Quem nos prestou atenção soube perfeitamente que estávamos divididos (como o PSD ou mesmo o PS estão), percebeu também qual era a posição da direcção quanto à questão de fundo. Quem sentiu profundamente a importância destas questões e fazia delas matéria absolutamente inegociável e fundamental para decidir em quem votar (fossem liberais ou conservadores), objectivamente não votou no MEP. Em consciência e em verdade, só os moderados, capazes de fazer concessões e que foram capazes de aceitar ou até defender que de facto não precisamos de outro Bloco de Esquerda ou de um seu simétrico à direita em relação a estas matérias votaram no MEP. Muito francamente só assim, ao centro, também e em particular nestas questões de “costumes/sociedade”, acho que teríamos alguma hipótese de afirmação erguendo o que defendemos no nosso programa como a nossa matriz de afirmação política.

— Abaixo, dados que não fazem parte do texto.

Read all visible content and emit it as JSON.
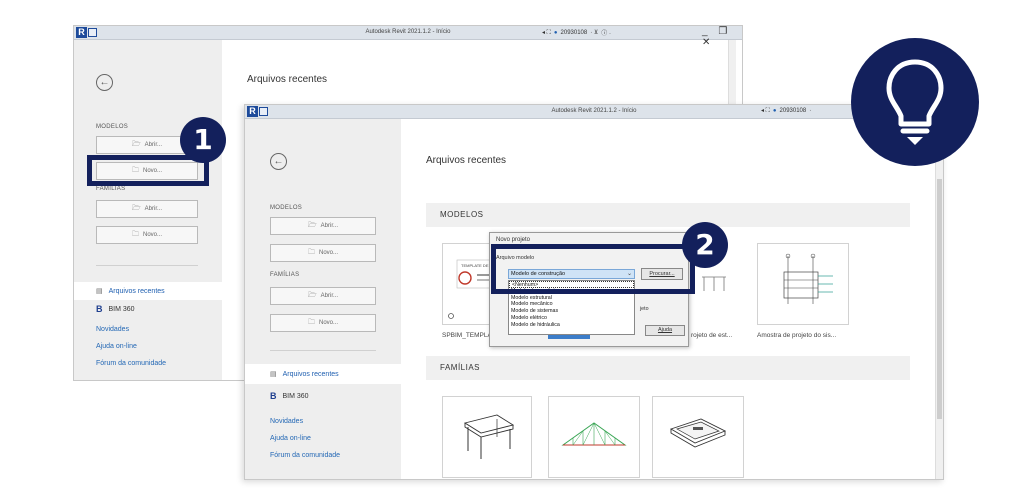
{
  "app": {
    "title": "Autodesk Revit 2021.1.2 - Início",
    "logo_letter": "R",
    "user_id": "20930108",
    "window_controls": "_ ❐ ✕"
  },
  "home": {
    "recent_title": "Arquivos recentes",
    "modelos_label": "MODELOS",
    "familias_label": "FAMÍLIAS",
    "abrir_label": "Abrir...",
    "novo_label": "Novo...",
    "nav_recent": "Arquivos recentes",
    "nav_bim360": "BIM 360",
    "bim_letter": "B",
    "links": [
      "Novidades",
      "Ajuda on-line",
      "Fórum da comunidade"
    ]
  },
  "front": {
    "section_modelos": "MODELOS",
    "section_familias": "FAMÍLIAS",
    "model_captions": [
      "SPBIM_TEMPLA",
      "rojeto de est...",
      "Amostra de projeto do sis..."
    ]
  },
  "dialog": {
    "title": "Novo projeto",
    "group_label": "Arquivo modelo",
    "selected": "Modelo de construção",
    "procurar": "Procurar...",
    "options": [
      "<Nenhum>",
      "Modelo de arquitetura",
      "Modelo estrutural",
      "Modelo mecânico",
      "Modelo de sistemas",
      "Modelo elétrico",
      "Modelo de hidráulica"
    ],
    "projeto_label": "jeto",
    "ajuda": "Ajuda"
  },
  "annotations": {
    "step1": "1",
    "step2": "2"
  },
  "colors": {
    "annotation": "#13205c",
    "link": "#2468b5"
  }
}
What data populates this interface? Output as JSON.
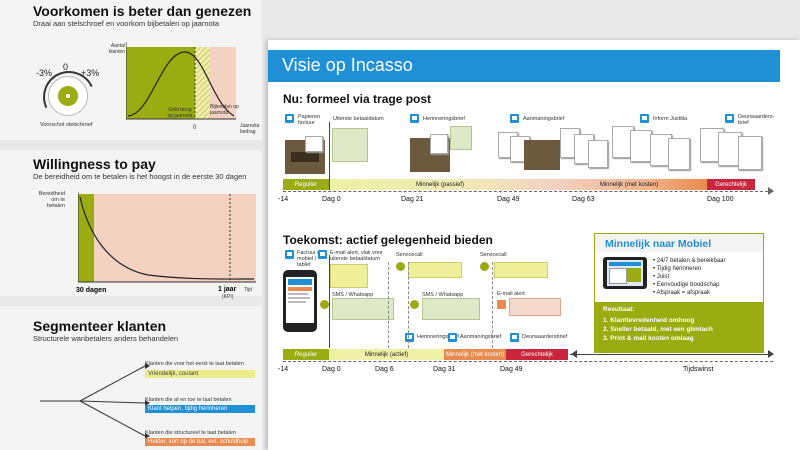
{
  "panel1": {
    "title": "Voorkomen is beter dan genezen",
    "subtitle": "Draai aan stelschroef en voorkom bijbetalen op jaarnota",
    "dial_zero": "0",
    "dial_minus": "-3%",
    "dial_plus": "+3%",
    "dial_caption": "Voorschot stelschroef",
    "y_label": "Aantal klanten",
    "x_zero": "0",
    "x_label": "Jaarnota bedrag",
    "left_region": "Geld terug op jaarnota",
    "right_region": "Bijbetalen op jaarnota"
  },
  "panel2": {
    "title": "Willingness to pay",
    "subtitle": "De bereidheid om te betalen is het hoogst in de eerste 30 dagen",
    "y_label": "Bereidheid om te betalen",
    "x_left": "30 dagen",
    "x_right": "1 jaar",
    "x_right_sub": "(KPI)",
    "x_axis": "Tijd"
  },
  "panel3": {
    "title": "Segmenteer klanten",
    "subtitle": "Structurele wanbetalers anders behandelen",
    "branches": [
      {
        "text": "Klanten die voor het eerst te laat betalen",
        "tag": "Vriendelijk, coulant",
        "color": "#ecec8a",
        "text_color": "#444"
      },
      {
        "text": "Klanten die af en toe te laat betalen",
        "tag": "Klant helpen, tijdig herinneren",
        "color": "#1f8fd6",
        "text_color": "#ffffff"
      },
      {
        "text": "Klanten die structureel te laat betalen",
        "tag": "Helder, kort op de bal, evt. schuldhulp",
        "color": "#e98a4e",
        "text_color": "#ffffff"
      }
    ]
  },
  "main": {
    "title": "Visie op Incasso",
    "now_heading": "Nu: formeel via trage post",
    "future_heading": "Toekomst: actief gelegenheid bieden",
    "now_events": [
      "Papieren factuur",
      "Uiterste betaaldatum",
      "Herinneringsbrief",
      "Aanmaningsbrief",
      "Inform Justitia",
      "Deurwaarders-brief"
    ],
    "now_segments": [
      "Regulier",
      "Minnelijk (passief)",
      "Minnelijk (met kosten)",
      "Gerechtelijk"
    ],
    "now_ticks": [
      "-14",
      "Dag 0",
      "Dag 21",
      "Dag 49",
      "Dag 63",
      "Dag 100"
    ],
    "future_events": [
      "Factuur op mobiel / tablet",
      "E-mail alert, vlak voor uiterste betaaldatum",
      "Servicecall",
      "Servicecall",
      "SMS / Whatsapp",
      "SMS / Whatsapp",
      "E-mail alert",
      "Herinneringsbrief",
      "Aanmaningsbrief",
      "Deurwaardersbrief"
    ],
    "future_segments": [
      "Regulier",
      "Minnelijk (actief)",
      "Minnelijk (met kosten)",
      "Gerechtelijk"
    ],
    "future_ticks": [
      "-14",
      "Dag 0",
      "Dag 6",
      "Dag 31",
      "Dag 49"
    ],
    "tijdswinst": "Tijdswinst",
    "mobile_box": {
      "title": "Minnelijk naar Mobiel",
      "bullets": [
        "24/7 betalen & bereikbaar",
        "Tijdig herinneren",
        "Juist",
        "Eenvoudige boodschap",
        "Afspraak = afspraak"
      ],
      "result_title": "Resultaat:",
      "results": [
        "1. Klanttevredenheid omhoog",
        "2. Sneller betaald, met een glimlach",
        "3. Print & mail kosten omlaag"
      ]
    }
  },
  "colors": {
    "blue": "#1f8fd6",
    "olive": "#9bab12",
    "yellow": "#eef0a6",
    "orange": "#e98a4e",
    "red": "#c9253c",
    "salmon": "#f3d2c2"
  }
}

O que acho que deveríamos ter feito era aquilo que o líder parlamentar do PSD fez, de preferência antes dele. Afirmar um não contundente ao referendo, que não serve os melhores interesses do país, em particular nesta conjuntura, (só os do PS) e propor uma terceira via, a solução francesa que até ontem ninguém tinha advogado e que, se releres o documento da direcção sobre esta matéria na sua versão final, se enquadra perfeitamente no consenso a que chegámos.
Nada custaria dizer que os órgãos internos do MEP vão reunir para tomar uma decisão que envolve uma questão de fundo que como sabem é sensível. A “pressa” de dizer que o referendo é uma opção política aceitável neste contexto produziu a meu ver um dano nas reais possibilidades de algum dia virmos a poder congregar pessoas centristas que não vejo como reparar. Como seria de esperar estamos agora totalmente colados aos movimentos da igreja e claramente encostados ao extremo mais conservador do espectro em matéria de costumes/sociedade.
Eu fiquei no MEP depois daquele conselho nacional porque após um tremendo susto (cheguei a dizer que na sua versão inicial o documento era claramente o testemunho mais conservador presente no nosso espectro político partidário) tive provas de que era uma construção colectiva, de que apesar das convicções profundas, perante o debate, houve lucidez e discernimento que, para o MEP do centro radical ter um caminho, era necessário ajustar as propostas iniciais, fazer concessões e sacrifícios pessoais em favor de um bem maior, que havia de facto muitas outras causas nas quais nos deveríamos concentrar e sobre as quais agir da melhor forma que soubéssemos. Faltava contudo a prova final que calhou na rifa ser a de pedir um pouco mais de quem não quer que nada mude nesta matéria concreta. Não porque exigisse que não pudesse falar ou ter opinião sobre a matéria de fundo mas porque, para se ser coerente com o que se afirmou e com o que se escreveu nos nossos programas, a opção referendária é um absurdo completo. O último cartucho teria de ficar por disparar.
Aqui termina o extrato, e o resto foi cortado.